日蓮宗 現代宗教研究所
Nichiren Buddhism Modern Religious Institute
HOME > 目次 > 時事ノート > 平成16年度5月
宗報 平成16年度5月号 第194号 改訂 第26号

機構改編にともなう現代宗教研究所の活動基盤と教研会議について
日蓮宗現代宗教研究所所長 田澤元泰 
 このたび、4月13日付で現代宗教研究所第12代所長に就任いたしました。代々の所長をはじめとする研究所の研究成果の積み重ねを基に、宗門興隆のために微力ながらも精一杯努力いたしてまいりたいと思います。より一層のご指導ご協力を賜りますよう、お願い申し上げます。
 さて、本年は現代宗教研究所が設立されてより40年になります。当研究所では今日に至るまで、設立の目的に沿って、杜会状況の中で時代に適応する信行及び布教体系の確立に寄与するために、数々の調査・研究を行ってまいりました。その中で特筆すべき活動の一つに教化研究会議があります。

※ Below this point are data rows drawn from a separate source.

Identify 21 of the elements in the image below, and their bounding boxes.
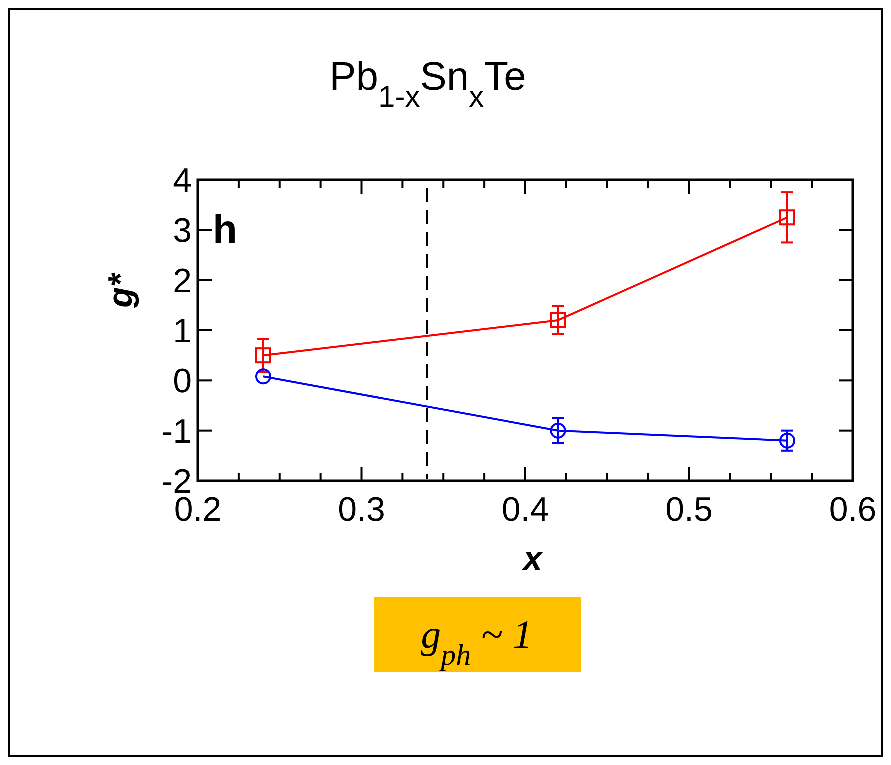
x-tick-label: 0.5 [666, 491, 713, 529]
y-tick-label: -1 [162, 412, 192, 451]
y-tick-label: 0 [173, 362, 192, 401]
annotation: h [213, 208, 238, 252]
point [550, 312, 566, 328]
y-tick-label: 4 [173, 162, 192, 200]
y-tick-label: 2 [173, 262, 192, 300]
point [256, 368, 272, 385]
point [780, 432, 796, 449]
point [780, 210, 796, 226]
text: g$_{ph}$ ~ 1 [421, 612, 533, 672]
x-tick-label: 0.4 [502, 491, 550, 529]
chart-title: Pb$_{1-x}$Sn$_{x}$Te [330, 55, 526, 114]
point [550, 422, 566, 439]
y-tick-label: 1 [173, 312, 192, 350]
x-tick-label: 0.3 [338, 491, 386, 529]
point [256, 348, 272, 364]
y-tick-label: 3 [173, 212, 192, 250]
y-axis-title: g* [102, 272, 140, 309]
x-axis-title: x [522, 540, 545, 578]
x-tick-label: 0.6 [829, 491, 877, 529]
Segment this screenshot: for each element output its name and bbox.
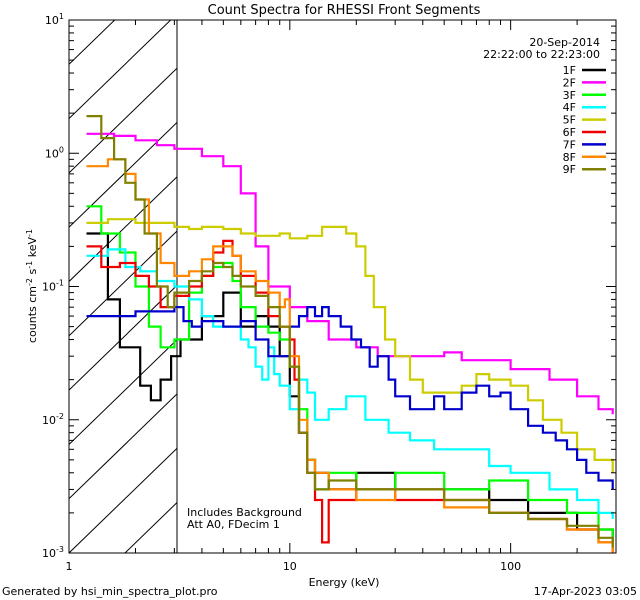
series-lines	[86, 115, 614, 553]
hatch-line	[237, 10, 640, 553]
y-tick-label: 10-2	[42, 412, 64, 427]
annotation-attenuator: Att A0, FDecim 1	[187, 518, 280, 531]
hatch-line	[69, 20, 172, 120]
x-tick-label: 10	[283, 560, 297, 573]
annotation-background: Includes Background	[187, 506, 302, 519]
series-line-7F	[86, 306, 614, 490]
series-line-8F	[86, 158, 614, 553]
legend-label-9F: 9F	[563, 163, 576, 176]
legend-label-2F: 2F	[563, 76, 576, 89]
hatched-region	[69, 10, 640, 553]
chart-title: Count Spectra for RHESSI Front Segments	[208, 3, 481, 18]
x-axis-label: Energy (keV)	[309, 576, 380, 589]
hatch-line	[69, 447, 177, 553]
hatch-line	[69, 393, 177, 500]
time-range-label: 22:22:00 to 22:23:00	[483, 48, 600, 61]
series-line-5F	[86, 218, 614, 473]
legend-label-3F: 3F	[563, 89, 576, 102]
y-tick-label: 10-3	[42, 545, 64, 560]
series-line-9F	[86, 115, 614, 548]
legend-label-4F: 4F	[563, 101, 576, 114]
x-tick-label: 1	[66, 560, 73, 573]
y-tick-label: 100	[45, 145, 64, 160]
legend-label-5F: 5F	[563, 114, 576, 127]
y-tick-label: 101	[45, 12, 64, 27]
x-tick-labels: 1 10 100	[66, 560, 522, 573]
series-line-3F	[86, 205, 614, 543]
date-label: 20-Sep-2014	[529, 36, 600, 49]
axis-ticks	[68, 20, 617, 554]
legend-label-7F: 7F	[563, 138, 576, 151]
y-tick-label: 10-1	[42, 279, 64, 294]
y-tick-labels: 10-3 10-2 10-1 100 101	[42, 12, 64, 560]
legend-label-6F: 6F	[563, 126, 576, 139]
hatch-line	[69, 230, 177, 337]
footer-generated-by: Generated by hsi_min_spectra_plot.pro	[2, 585, 218, 598]
legend-label-8F: 8F	[563, 151, 576, 164]
hatch-line	[69, 67, 177, 174]
series-line-2F	[86, 132, 614, 415]
series-line-4F	[86, 248, 614, 519]
y-axis-label: counts cm-2 s-1 keV-1	[25, 229, 39, 343]
footer-timestamp: 17-Apr-2023 03:05	[534, 585, 637, 598]
x-tick-label: 100	[500, 560, 521, 573]
series-line-1F	[86, 232, 614, 543]
legend-label-1F: 1F	[563, 64, 576, 77]
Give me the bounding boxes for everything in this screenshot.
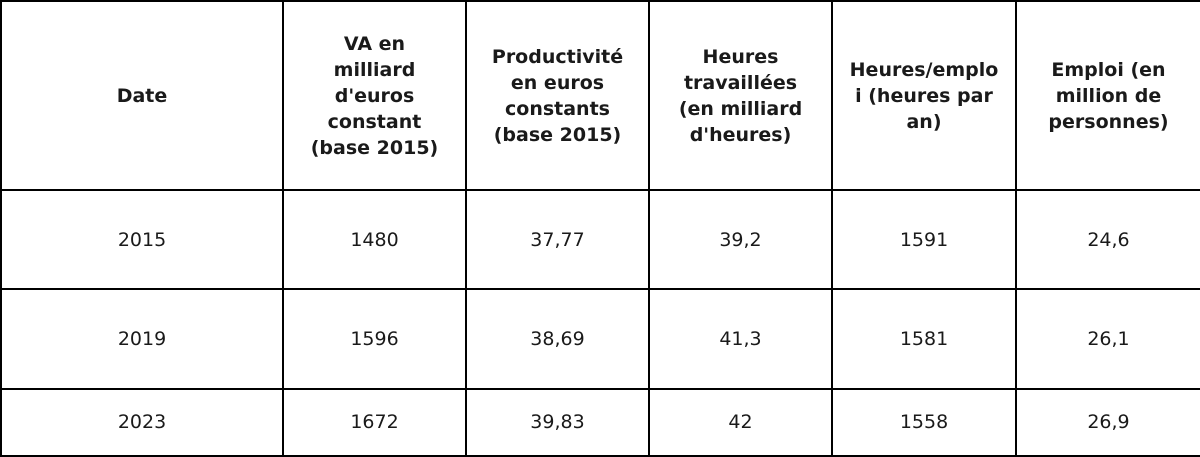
header-row: Date VA en milliard d'euros constant (ba…: [0, 0, 1200, 191]
cell-productivite: 37,77: [465, 188, 650, 291]
cell-heures-travaillees: 42: [648, 387, 833, 457]
cell-va: 1596: [282, 288, 467, 390]
cell-emploi: 26,9: [1015, 387, 1200, 457]
header-productivite: Productivité en euros constants (base 20…: [465, 0, 650, 191]
header-date: Date: [0, 0, 284, 191]
cell-emploi: 24,6: [1015, 188, 1200, 291]
cell-heures-travaillees: 41,3: [648, 288, 833, 390]
header-heures-travaillees: Heures travaillées (en milliard d'heures…: [648, 0, 833, 191]
header-emploi: Emploi (en million de personnes): [1015, 0, 1200, 191]
cell-productivite: 39,83: [465, 387, 650, 457]
cell-va: 1480: [282, 188, 467, 291]
header-va: VA en milliard d'euros constant (base 20…: [282, 0, 467, 191]
cell-date: 2023: [0, 387, 284, 457]
table-row: 2015 1480 37,77 39,2 1591 24,6: [0, 188, 1200, 291]
cell-productivite: 38,69: [465, 288, 650, 390]
cell-heures-emploi: 1591: [831, 188, 1017, 291]
cell-heures-emploi: 1581: [831, 288, 1017, 390]
cell-heures-emploi: 1558: [831, 387, 1017, 457]
table-row: 2019 1596 38,69 41,3 1581 26,1: [0, 288, 1200, 390]
cell-date: 2019: [0, 288, 284, 390]
cell-date: 2015: [0, 188, 284, 291]
cell-heures-travaillees: 39,2: [648, 188, 833, 291]
cell-emploi: 26,1: [1015, 288, 1200, 390]
cell-va: 1672: [282, 387, 467, 457]
table-row: 2023 1672 39,83 42 1558 26,9: [0, 387, 1200, 457]
header-heures-emploi: Heures/emploi (heures par an): [831, 0, 1017, 191]
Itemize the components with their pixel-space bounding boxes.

 布教の現場での経験をもとにした問題提起と、それにもとづく課題に対して、具体的な研究と調査の推進と、その成果の積み重ねによる、布教に関する資料や提案の提示を目的としてはじめられました。当初は全国から有志が集う形ではじめられましたが、地域での要望に応え、地域教化研究会議が開催されるようになりました。次第にその活動が認められ、宗務所としても活動への助成と教研運営委員を任命することになり、全国宗務所の教化上の情報と教区教研会議開催との連携をすすめるために、教研運営委員による中央教化研究会議と、地域の運営委員主導による教区教化研究会議が開催されるに至りました。
 教化研究会議では、日蓮教学の現代的把握と、それぞれの布教の現場にて生ずる教化上での問題、および現代社会の諸問題への対応といった広範囲な問題提起のみならず、宗門のこれまでの一方的な体制に対する疑問から、教研会議にて地域の意見を中央に反映させるパイプの役目や、さらに布教体制といった組織的な面からの問題点について議論され、教師の声を中央に反映させるパイプといった、重要な側面も合わせもつようになりました。実際に教化研究会議にて議論され提案された内容が、布教伝道の企画に反映されるようになりました。
 しかるに、平成14年の立教開宗750年ご正当を目標に、平成8年に宗務総長の諮問機関として「機構改革検討委員会」が設けられ、翌9年には「宗門機構検討委員会」が設置され、21世紀を視野にいれた宗門全般の機構・組織の見直しと、伝道宗門としての機構と機能に関する総合的な見直しを開始しました。平成13年3月に『宗門新機構要綱』(案)が策定され、これをもとに平成14年度より、新機構による宗門の改編が行われました。この中で新たに組織として加えられたのが、伝道部所管による伝道企画会議です。管区・教区・中央と段階が分けられ、地域すなわち管区単位での教師の声を、教区を経て中央に反映させようとするものです。現在は次期宗門運動について地域の意見を集約する段階になっていますが、これまでのように、宗務所が単なる宗務統括および伝達機関ではなく、布教伝道の現場であるという位置づけを明確にさせ、そのための中軸として伝道企画会議を組織した点が、大変注目されるところです。
 このように機構改革の発想の中に、命令系統としての組織から、実働するための意見や情報を現場の教師の声から集約しようとする機能面に重点を置くという、大きな変革を試みたということの背景に、これまで教化研究会議にて提案し、布教教化の重要性を訴え続けてきた積み重ねが、大きな役割を果したものとなっているといえます。
 先日の平成16年度全国宗務所長会議の中で、管区における伝道企画会議の事例報告がありましたが、内容的にはこれまで教化研究会議にて議論されてきた内容に近いものでした。教師の声を中央に反映させようといった教化研究会議の姿勢は、今後もつねに意識し、継続させてゆかなくてはならない重要なものですが、宗門組織として伝道が機能し始めた今日、教化研究会議のなかで今後どのように位置づけするか、会議の運営もふくめ、基本的な見直しを必要とする時期に差し掛かっているのではないでしょうか。現代宗教研究所は、常に時代に即応する形で研究課題や調査内容を問い続けてゆかなくてはならない、と思います。